L’autre spécificité du jeu est le champ des possibles offerts par les
cartes Nains, véritable couteau suisse vorpal à deux mains… et ce qui est vrai pour le deck de base l’est plus encore pour le deck après améliorations multiples et variées… Car des différentes possibilités offertes par les cartes (déplacement, combat au corps à corps, combat à distance, creuser, utiliser des ressources), une seule pourra être activée à chaque tour ! De
choix cruels et cornéliens rappelant qu’André Gide avait bien raison en affirmant que « choisir, c’est renoncer » ! Les cartes ne sont ainsi plus une simple carte à jouer pour activer son effet puisque le joueur devra choisir l’effet désiré parmi plusieurs !
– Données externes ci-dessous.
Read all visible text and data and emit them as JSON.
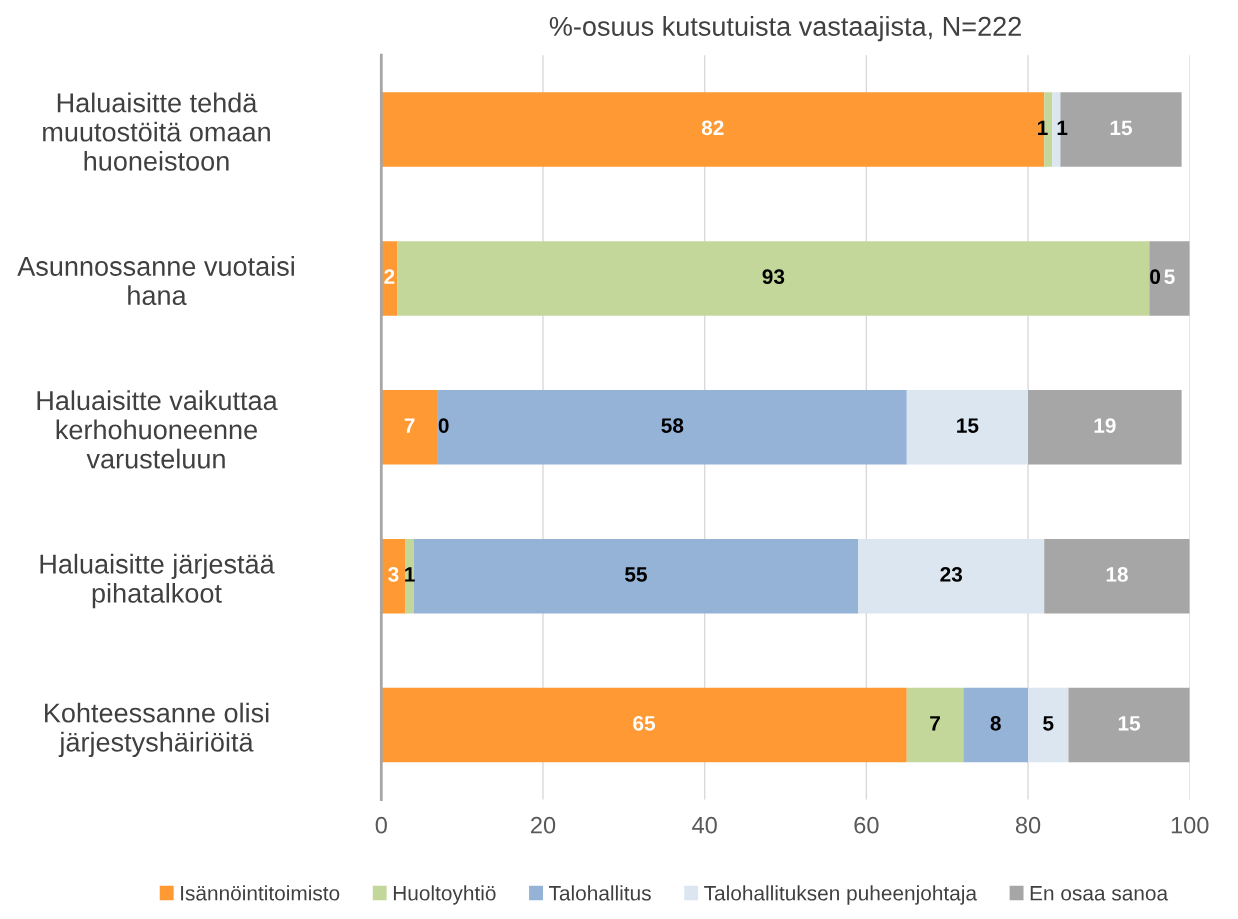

Comme on pouvait s’en douter, le principal obstacle à la victoire sera
les Peaux Vertes… Car, non content de piller sans vergogne notre précieux trésor, ils empêchent les nains de fabriquer leurs armes en squattant leurs ateliers ! Dès lors, nos vaillant guerriers-mineurs devront les trucider avant de pouvoir travailler à créer de nouvelles armes et artefacts à même de faciliter leur lourde tâche ! Elle est cruelle la vie…
Si les
decks de départ sont identiques, les joueurs vont peu à peu modifier leur deck et, de par les subtils mécanismes d’Amélioration, les joueurs vont bien souvent
se spécialiser dans l’extraction de telle ou telle ressource, dans le percement de galerie, dans le combat au corps à corps ou au contraire à distance afin d’optimiser au mieux ses actions et déplacements…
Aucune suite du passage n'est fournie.